仲町は一年中メンバーと繋がっていて、月に一回は飲むようにしているので、ずっと祭りみたいなものですよ(笑)。

ーそんな仲間たちとの、印象に残っているエピソードはありますか?

宮杉さん うーん、たくさんありますが、私が若頭になる前の話。仲間のお母さんが、祭りの前日に倒れてしまい…本人が参加できなくなってしまったんです。そして、迎えた当日。いよいようちの山車が走るぞ!というタイミングで、参加できないはずの彼が突然現れて、花山に加わったんです。全速力で駆け寄ってくる彼の姿を見て、全員で涙を流しながら花山に挑みましたね。

 

 

ーそんなエピソードがあったんですね…ちなみに結果は?

宮杉さん もちろん優勝です。本当に一年中付き合っている仲間たちですから。一緒に優勝したいという想いはどこよりも強いです。だからこそ、その年の優勝も勝ち取れたんです。

ーめちゃ泣きそうです(涙…)

花山だけじゃない!幸手夏祭りのここに注目してほしい!

ー花山以外にも幸手夏祭りには見どころがあると思いますが、宮杉さんがオススメするポイントを教えていただけますか?

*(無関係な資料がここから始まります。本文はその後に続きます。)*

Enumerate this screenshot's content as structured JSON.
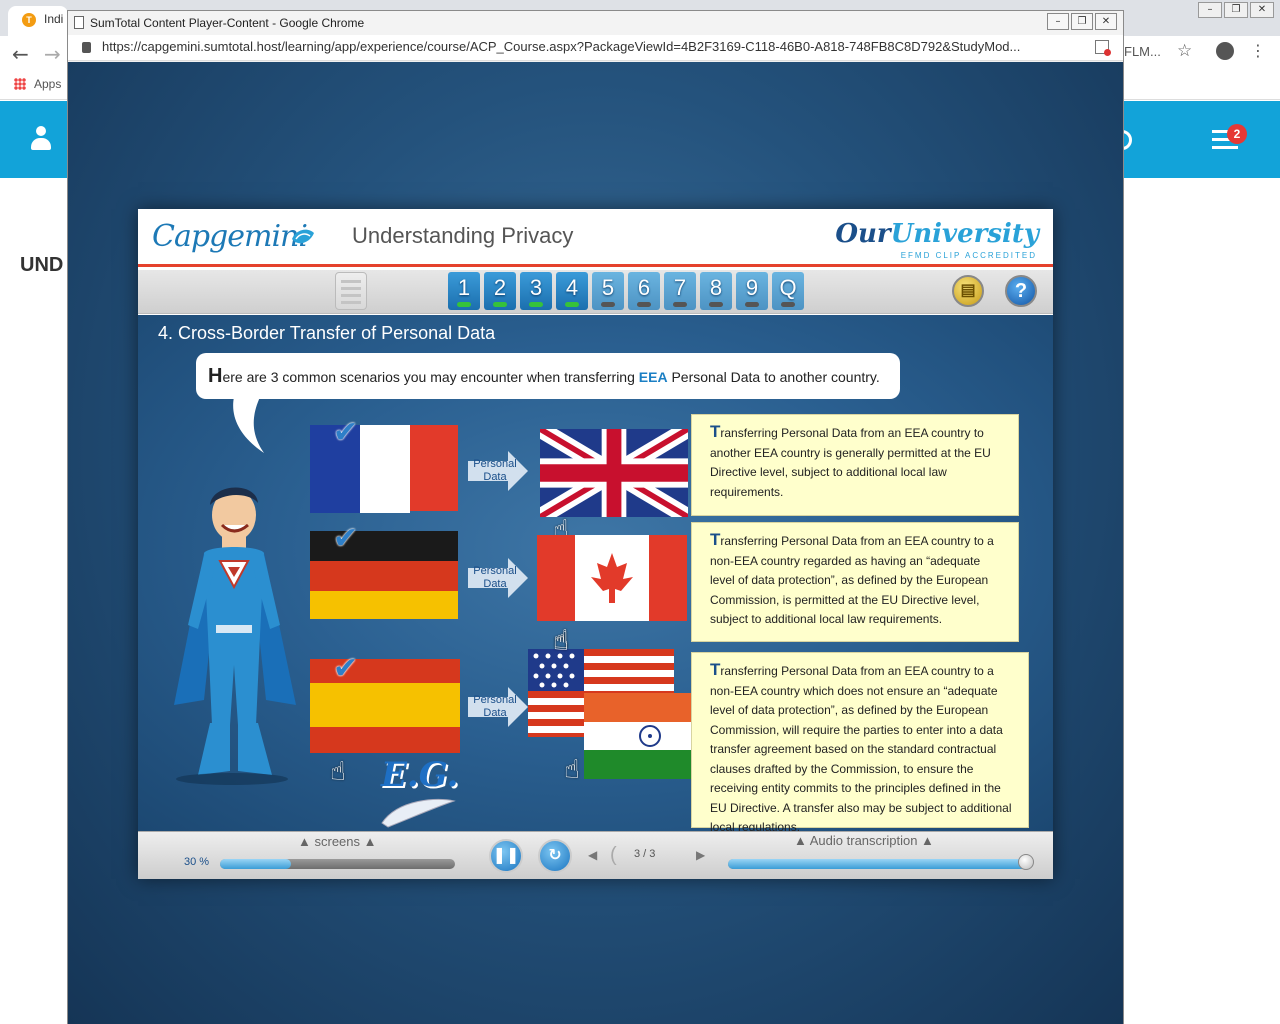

宮杉さん メインイベントの花山はもちろん、街を巡行している時の山車も注目です。幸手夏祭りの山車は、とにかく観客のみなさんとの距離感が近い!にもかかわらず、走ったりもするんですから(笑)。目の前でその迫力を感じられるのは幸手ならではと思います。

ー確かに!

宮杉さん あとは初日(日曜日)に担がれる神輿も注目です。

鷲宮の千貫神輿(関東最大級の神輿、重さ3トンと言われている)と同じくらい巨大な宮神輿が担がれるんです。丸一日かけて、各町内を回る。苦行かっ!っていうくらい本当に大変ですよ(笑)。でも、この時は各町の代表者が集まって担いでるので見どころですね。山車に注目されがちの幸手夏祭りのもう一つの魅力かもしれませんね。

 

 

ーなるほど。真夏の猛暑の中、丸一日神輿を担ぐのはハードですね…。それでは、最後に今年の意気込みをお聞かせください!

宮杉さん 「今年も優勝を勝ち取ります!」ですね!

優勝するのは当たり前。他の町内がやっていないことに率先してチャレンジして、祭りを盛り上げていきたいと思ってます!

ー当日の勇姿が今から楽しみです!本日はありがとうございました!

 

何度となく花山で優勝を勝ち取ってきた仲町。その背景には、緻密な練習の積み重ねと祭りや仲間に対するアツい想いがありました。花山コンテストにかけるそれぞれのアツい想いが、幸手夏祭りそのものを盛り上げているのだと感じました。

迫力満点の幸手夏祭り。ぜひ、現地に足を運んで、皆さんの熱気を浴びてみてください!